The cartoon describes the social happenings of the time, and reflects the time period’s Zeitgeist. Little Red is characterized as a pseudo-Katherine Hepburn, having various asides such as during the fight with the wolf when she states “Hard work to make a living, don’t you think?”. The Zeitgeist is clearly portrayed through the opening scene of the cartoon, as the wolf is dressed in a gentlemen, dapper fashion. He is playing a game similar to pinball, which was very popular during the 20s and 30s. Another example of the social reinforcements is during the wolf and grandmother’s pursuit around the house. The grandmother stops halfway through because a candlestick-phone is ringing. She answers it and tells the grocer her order, while the wolf stands there patiently. Both the candlestick-telephone and ordering from a grocer reflects the 1930s Zeitgeist.
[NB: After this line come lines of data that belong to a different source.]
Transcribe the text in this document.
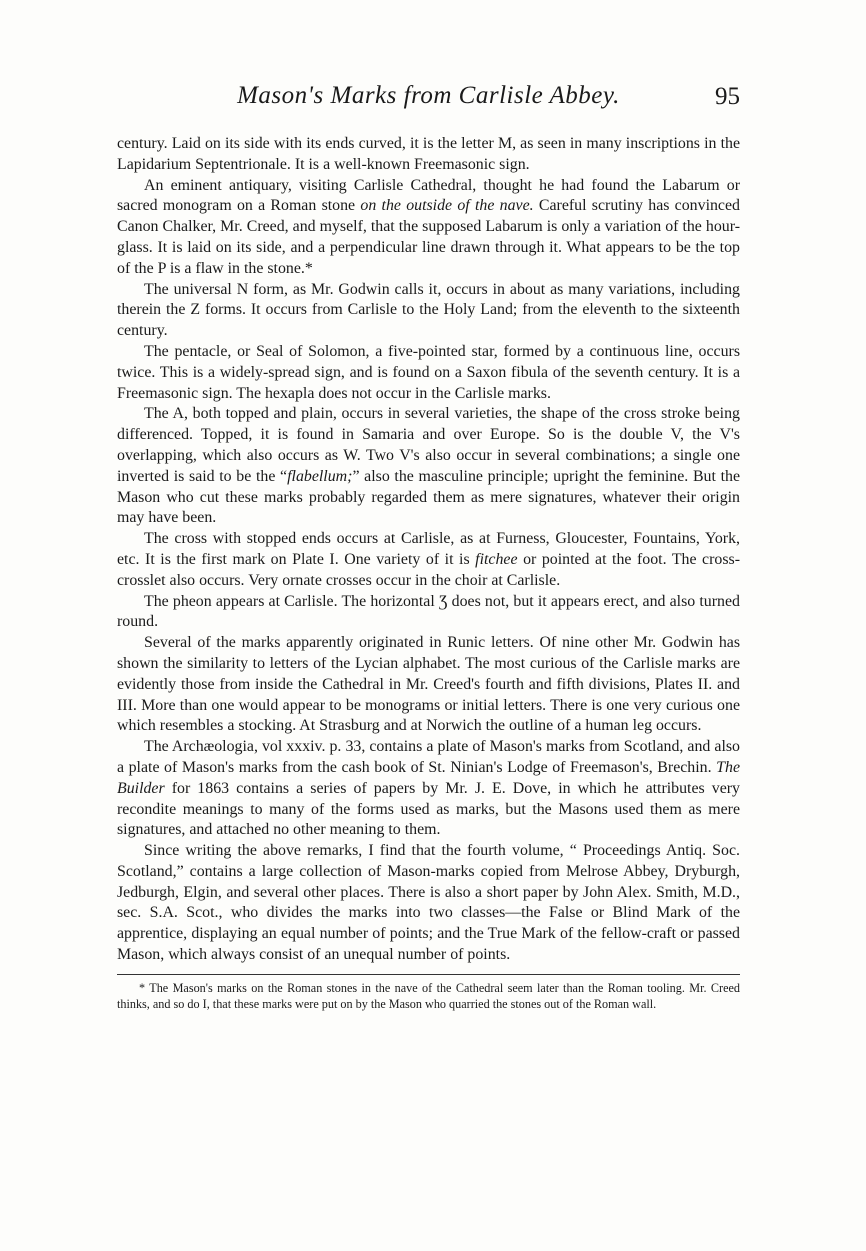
Mason's Marks from Carlisle Abbey.	95

century. Laid on its side with its ends curved, it is the letter M, as seen in many inscriptions in the Lapidarium Septentrionale. It is a well-known Freemasonic sign.

An eminent antiquary, visiting Carlisle Cathedral, thought he had found the Labarum or sacred monogram on a Roman stone on the outside of the nave. Careful scrutiny has convinced Canon Chalker, Mr. Creed, and myself, that the supposed Labarum is only a variation of the hour-glass. It is laid on its side, and a perpendicular line drawn through it. What appears to be the top of the P is a flaw in the stone.*

The universal N form, as Mr. Godwin calls it, occurs in about as many variations, including therein the Z forms. It occurs from Carlisle to the Holy Land; from the eleventh to the sixteenth century.

The pentacle, or Seal of Solomon, a five-pointed star, formed by a continuous line, occurs twice. This is a widely-spread sign, and is found on a Saxon fibula of the seventh century. It is a Freemasonic sign. The hexapla does not occur in the Carlisle marks.

The A, both topped and plain, occurs in several varieties, the shape of the cross stroke being differenced. Topped, it is found in Samaria and over Europe. So is the double V, the V's overlapping, which also occurs as W. Two V's also occur in several combinations; a single one inverted is said to be the “flabellum;” also the masculine principle; upright the feminine. But the Mason who cut these marks probably regarded them as mere signatures, whatever their origin may have been.

The cross with stopped ends occurs at Carlisle, as at Furness, Gloucester, Fountains, York, etc. It is the first mark on Plate I. One variety of it is fitchee or pointed at the foot. The cross-crosslet also occurs. Very ornate crosses occur in the choir at Carlisle.

The pheon appears at Carlisle. The horizontal Ʒ does not, but it appears erect, and also turned round.

Several of the marks apparently originated in Runic letters. Of nine other Mr. Godwin has shown the similarity to letters of the Lycian alphabet. The most curious of the Carlisle marks are evidently those from inside the Cathedral in Mr. Creed's fourth and fifth divisions, Plates II. and III. More than one would appear to be monograms or initial letters. There is one very curious one which resembles a stocking. At Strasburg and at Norwich the outline of a human leg occurs.

The Archæologia, vol xxxiv. p. 33, contains a plate of Mason's marks from Scotland, and also a plate of Mason's marks from the cash book of St. Ninian's Lodge of Freemason's, Brechin. The Builder for 1863 contains a series of papers by Mr. J. E. Dove, in which he attributes very recondite meanings to many of the forms used as marks, but the Masons used them as mere signatures, and attached no other meaning to them.

Since writing the above remarks, I find that the fourth volume, “ Proceedings Antiq. Soc. Scotland,” contains a large collection of Mason-marks copied from Melrose Abbey, Dryburgh, Jedburgh, Elgin, and several other places. There is also a short paper by John Alex. Smith, M.D., sec. S.A. Scot., who divides the marks into two classes—the False or Blind Mark of the apprentice, displaying an equal number of points; and the True Mark of the fellow-craft or passed Mason, which always consist of an unequal number of points.

* The Mason's marks on the Roman stones in the nave of the Cathedral seem later than the Roman tooling. Mr. Creed thinks, and so do I, that these marks were put on by the Mason who quarried the stones out of the Roman wall.
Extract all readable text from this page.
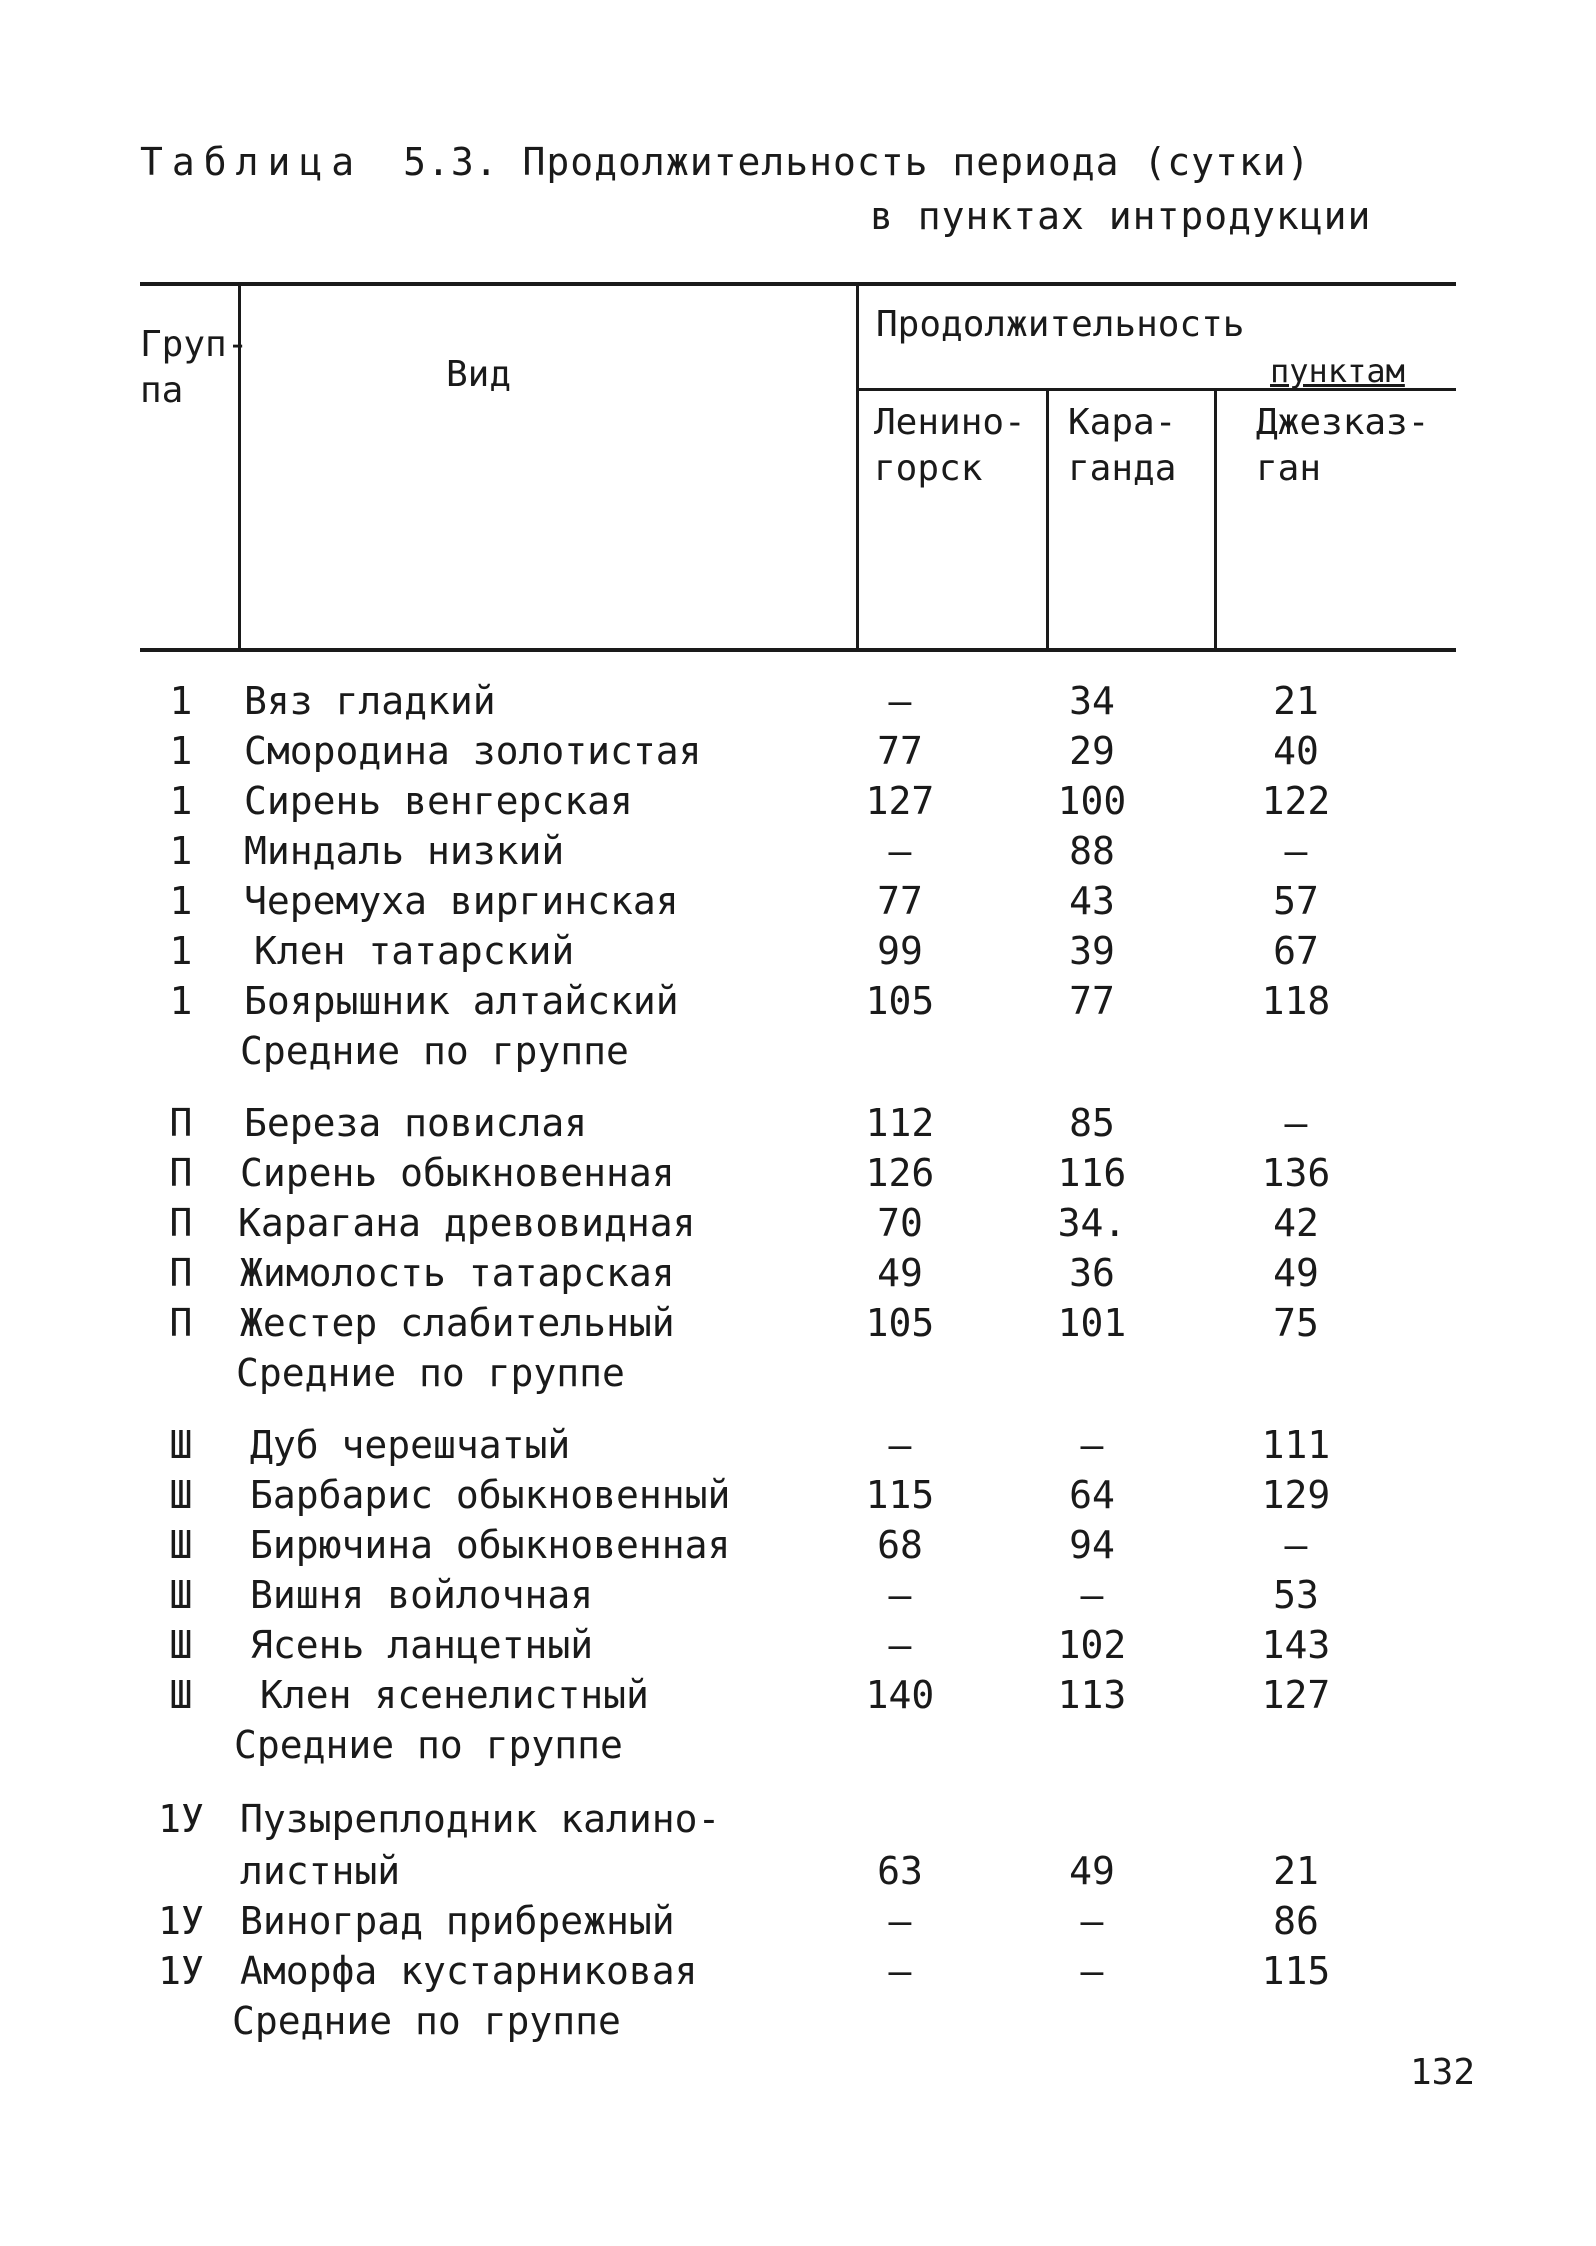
Таблица 5.3. Продолжительность периода (сутки)
в пунктах интродукции
Груп-
па	Вид
Продолжительность
пунктам
Ленино-
горск
Кара-
ганда
Джезказ-
ган
1	Вяз гладкий	–	34	21
1	Смородина золотистая	77	29	40
1	Сирень венгерская	127	100	122
1	Миндаль низкий	–	88	–
1	Черемуха виргинская	77	43	57
1	Клен татарский	99	39	67
1	Боярышник алтайский	105	77	118
Средние по группе
П	Береза повислая	112	85	–
П	Сирень обыкновенная	126	116	136
П	Карагана древовидная	70	34.	42
П	Жимолость татарская	49	36	49
П	Жестер слабительный	105	101	75
Средние по группе
Ш	Дуб черешчатый	–	–	111
Ш	Барбарис обыкновенный	115	64	129
Ш	Бирючина обыкновенная	68	94	–
Ш	Вишня войлочная	–	–	53
Ш	Ясень ланцетный	–	102	143
Ш	Клен ясенелистный	140	113	127
Средние по группе
1У Пузыреплодник калино-
листный	63	49	21
1У Виноград прибрежный	–	–	86
1У Аморфа кустарниковая	–	–	115
Средние по группе
132
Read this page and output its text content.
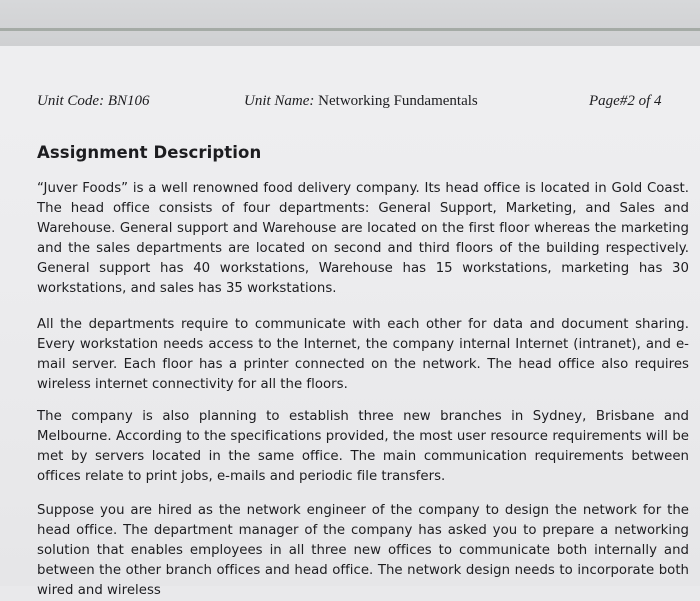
Unit Code: BN106	Unit Name: Networking Fundamentals	Page#2 of 4
Assignment Description

“Juver Foods” is a well renowned food delivery company. Its head office is located in Gold Coast. The head office consists of four departments: General Support, Marketing, and Sales and Warehouse. General support and Warehouse are located on the first floor whereas the marketing and the sales departments are located on second and third floors of the building respectively. General support has 40 workstations, Warehouse has 15 workstations, marketing has 30 workstations, and sales has 35 workstations.

All the departments require to communicate with each other for data and document sharing. Every workstation needs access to the Internet, the company internal Internet (intranet), and e-mail server. Each floor has a printer connected on the network. The head office also requires wireless internet connectivity for all the floors.

The company is also planning to establish three new branches in Sydney, Brisbane and Melbourne. According to the specifications provided, the most user resource requirements will be met by servers located in the same office. The main communication requirements between offices relate to print jobs, e-mails and periodic file transfers.

Suppose you are hired as the network engineer of the company to design the network for the head office. The department manager of the company has asked you to prepare a networking solution that enables employees in all three new offices to communicate both internally and between the other branch offices and head office. The network design needs to incorporate both wired and wireless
I enjoyed this rendition of Little Red Riding Hood more than the original because Little Red and her grandmother were not so passive and docile. Little Red and her grandmother fought for their lives, as any normal person would, and were active participants in the tale, not just a tool to keep the story going. I also prefer this version because there were comedic moments in the story. One element that I enjoyed was that Little Red had the voice of an adult female, symbolizing her independence. Another element was during the fight between Little Red and the wolf, silhouettes walked across the screen and the two waited until they were “seated” to resume the show.

Saturday, October 24, 2015

Write a comparison of “Cupid and Psyche” with that of the "The Frog Prince" by the Brothers Grimm.

The beginning of Cupid and Psyche introduces Psyche as the most beautiful maiden in all mortal lands, which offends the goddess Venus. The introduction of the Grimm’s tale describes a princess dropping her prized golden ball down a well. The rising action of each story are similar, because both result in punishment. Punishment in the greek tale is due to Psyche’s consummate beauty and in the Grimm’s tale is due to the princess’s golden ball. Psyche’s punishment is not being able to find a husband, even when her less fair sisters find one. The Greek tale implements religious elements, such as Psyche’s parents invoking the muses for answers about their daughter’s curse.
The Frog King and Cupid and Psyche both enforce parental themes. They know what the right thing to do is, and force their daughter into making a decision for the greater good. Psyche’s parents send her up onto the mountain to meet her fate, and the King in the Grimm’s tale forces the princess to entertain the frog. Additionally, the promises or destinies of each character must be fulfilled. In Cupid and Psyche, Psyche must go up onto the mountain because the decree told her to do so. In The Frog King, the princess must become the frog’s companion because she promised to do so.

In both stories actions occurs because of the main character defying before mentioned rules. Psyche is told not to open the box and to deliver it to Venus, but defying the rules brought her happiness and love. Since she opened the box and lay incapacitated, Cupid was able to rescue her and win her a petition of eternal life. In The Frog King, the princess is ordered to sleep with the frog, but instead throws him against the wall. Defying the rules transformed the frog into a handsome prince, resulting in her happiness and love.